Department of Surgery, University of Pittsburgh, Pittsburgh, PA 15213, United States.
Semin Immunol. 2010 Jun;22(3):173-82. doi: 10.1016/j.smim.2010.03.002. Epub 2010 Apr 20.
Ex vivo generation and antigen loading of dendritic cells (DCs) from cancer patients helps to bypass the dysfunction of endogenous DCs. It also allows to control the process of DC maturation and to imprint in maturing DCs several functions essential for induction of effective forms of cancer immunity. Recent reports from several groups including ours demonstrate that distinct conditions of DC generation and maturation can prime DCs for preferential interaction with different (effector versus regulatory) subsets of immune cells. Moreover, differentially-generated DCs have been shown to imprint different effector mechanisms in CD4(+) and CD8(+) T cells (delivery of "signal three") and to induce their different homing properties (delivery of "signal four"). These developments allow for selective induction of tumor-specific T cells with desirable effector functions and tumor-relevant homing properties and to direct the desirable types of immune cells to tumors.
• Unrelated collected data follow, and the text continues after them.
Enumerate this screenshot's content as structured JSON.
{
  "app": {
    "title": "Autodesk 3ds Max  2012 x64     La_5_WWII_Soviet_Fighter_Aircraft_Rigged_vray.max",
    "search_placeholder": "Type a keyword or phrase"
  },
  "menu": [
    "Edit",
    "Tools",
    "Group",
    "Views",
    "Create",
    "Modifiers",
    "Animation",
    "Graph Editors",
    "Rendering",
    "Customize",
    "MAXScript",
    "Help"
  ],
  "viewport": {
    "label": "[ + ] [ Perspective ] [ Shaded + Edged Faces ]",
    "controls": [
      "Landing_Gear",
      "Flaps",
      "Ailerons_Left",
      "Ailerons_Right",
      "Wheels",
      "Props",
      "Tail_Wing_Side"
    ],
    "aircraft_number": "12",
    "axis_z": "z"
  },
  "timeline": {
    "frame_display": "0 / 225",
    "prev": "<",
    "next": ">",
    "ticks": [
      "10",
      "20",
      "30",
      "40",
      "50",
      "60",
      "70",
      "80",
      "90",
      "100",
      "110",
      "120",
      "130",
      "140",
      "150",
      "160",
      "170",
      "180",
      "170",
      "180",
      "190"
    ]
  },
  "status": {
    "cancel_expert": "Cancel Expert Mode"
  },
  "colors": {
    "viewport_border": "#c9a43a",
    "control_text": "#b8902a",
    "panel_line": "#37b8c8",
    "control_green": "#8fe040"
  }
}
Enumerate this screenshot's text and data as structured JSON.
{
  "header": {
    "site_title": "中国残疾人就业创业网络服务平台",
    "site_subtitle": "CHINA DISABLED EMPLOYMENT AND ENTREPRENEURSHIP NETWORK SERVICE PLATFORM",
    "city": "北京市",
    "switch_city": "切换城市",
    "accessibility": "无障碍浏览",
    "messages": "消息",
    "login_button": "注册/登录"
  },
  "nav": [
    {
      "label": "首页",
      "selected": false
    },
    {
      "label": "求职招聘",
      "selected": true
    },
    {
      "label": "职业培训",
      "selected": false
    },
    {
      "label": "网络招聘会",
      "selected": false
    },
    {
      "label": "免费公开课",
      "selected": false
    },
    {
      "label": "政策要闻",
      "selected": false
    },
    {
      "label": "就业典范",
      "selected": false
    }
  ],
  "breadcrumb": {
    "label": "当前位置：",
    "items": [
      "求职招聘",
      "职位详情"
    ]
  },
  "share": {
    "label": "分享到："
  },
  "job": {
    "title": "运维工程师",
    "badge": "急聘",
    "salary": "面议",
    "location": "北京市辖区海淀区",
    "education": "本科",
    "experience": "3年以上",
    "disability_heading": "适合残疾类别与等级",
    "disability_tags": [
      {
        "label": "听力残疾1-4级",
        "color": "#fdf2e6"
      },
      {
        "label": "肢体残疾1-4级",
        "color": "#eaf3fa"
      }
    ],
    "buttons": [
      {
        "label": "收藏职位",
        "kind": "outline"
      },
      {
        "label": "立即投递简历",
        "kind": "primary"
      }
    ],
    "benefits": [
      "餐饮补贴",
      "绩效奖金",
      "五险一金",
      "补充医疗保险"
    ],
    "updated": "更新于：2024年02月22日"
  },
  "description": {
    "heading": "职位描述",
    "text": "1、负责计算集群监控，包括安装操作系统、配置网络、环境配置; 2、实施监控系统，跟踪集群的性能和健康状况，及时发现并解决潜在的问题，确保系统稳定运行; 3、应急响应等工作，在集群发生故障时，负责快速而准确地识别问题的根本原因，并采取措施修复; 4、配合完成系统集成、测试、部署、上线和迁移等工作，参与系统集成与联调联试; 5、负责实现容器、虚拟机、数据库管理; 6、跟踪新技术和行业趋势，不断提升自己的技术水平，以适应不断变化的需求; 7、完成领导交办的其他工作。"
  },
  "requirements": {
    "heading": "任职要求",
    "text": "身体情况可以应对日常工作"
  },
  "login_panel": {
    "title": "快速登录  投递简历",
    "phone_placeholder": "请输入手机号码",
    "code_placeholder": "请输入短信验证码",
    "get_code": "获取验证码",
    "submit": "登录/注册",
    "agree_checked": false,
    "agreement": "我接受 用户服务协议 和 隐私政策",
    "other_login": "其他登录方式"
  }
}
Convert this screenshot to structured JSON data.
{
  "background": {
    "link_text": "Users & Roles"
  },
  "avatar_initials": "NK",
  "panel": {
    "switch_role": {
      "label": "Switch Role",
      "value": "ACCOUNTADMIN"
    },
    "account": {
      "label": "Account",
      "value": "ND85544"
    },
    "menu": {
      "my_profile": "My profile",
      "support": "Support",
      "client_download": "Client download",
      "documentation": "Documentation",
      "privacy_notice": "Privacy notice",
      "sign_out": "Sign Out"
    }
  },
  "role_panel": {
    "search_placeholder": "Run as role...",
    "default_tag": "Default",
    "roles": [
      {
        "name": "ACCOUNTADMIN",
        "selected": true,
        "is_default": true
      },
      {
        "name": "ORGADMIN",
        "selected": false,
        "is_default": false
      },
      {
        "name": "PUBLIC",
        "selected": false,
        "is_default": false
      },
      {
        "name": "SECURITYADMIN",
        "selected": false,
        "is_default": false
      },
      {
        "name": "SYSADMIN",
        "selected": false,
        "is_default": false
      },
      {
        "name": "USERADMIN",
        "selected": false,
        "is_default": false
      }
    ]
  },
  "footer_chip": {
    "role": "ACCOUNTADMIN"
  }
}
从癌症患者中体外生成和抗原负载树突状细胞 (DC) 有助于绕过内源性 DC 的功能障碍。它还允许控制 DC 成熟的过程,并在成熟的 DC 中植入诱导有效形式的癌症免疫所必需的几种功能。包括我们在内的几个研究小组的最新报告表明,不同的 DC 生成和成熟条件可以使 DC 优先与不同的(效应细胞与调节细胞)免疫细胞亚群相互作用。此外,已经证明,不同生成的 DC 可以在 CD4(+)和 CD8(+)T 细胞中诱导不同的效应机制(传递“信号三”),并诱导其不同的归巢特性(传递“信号四”)。这些发展使得可以选择性地诱导具有理想效应功能和与肿瘤相关归巢特性的肿瘤特异性 T 细胞,并将理想类型的免疫细胞引导至肿瘤。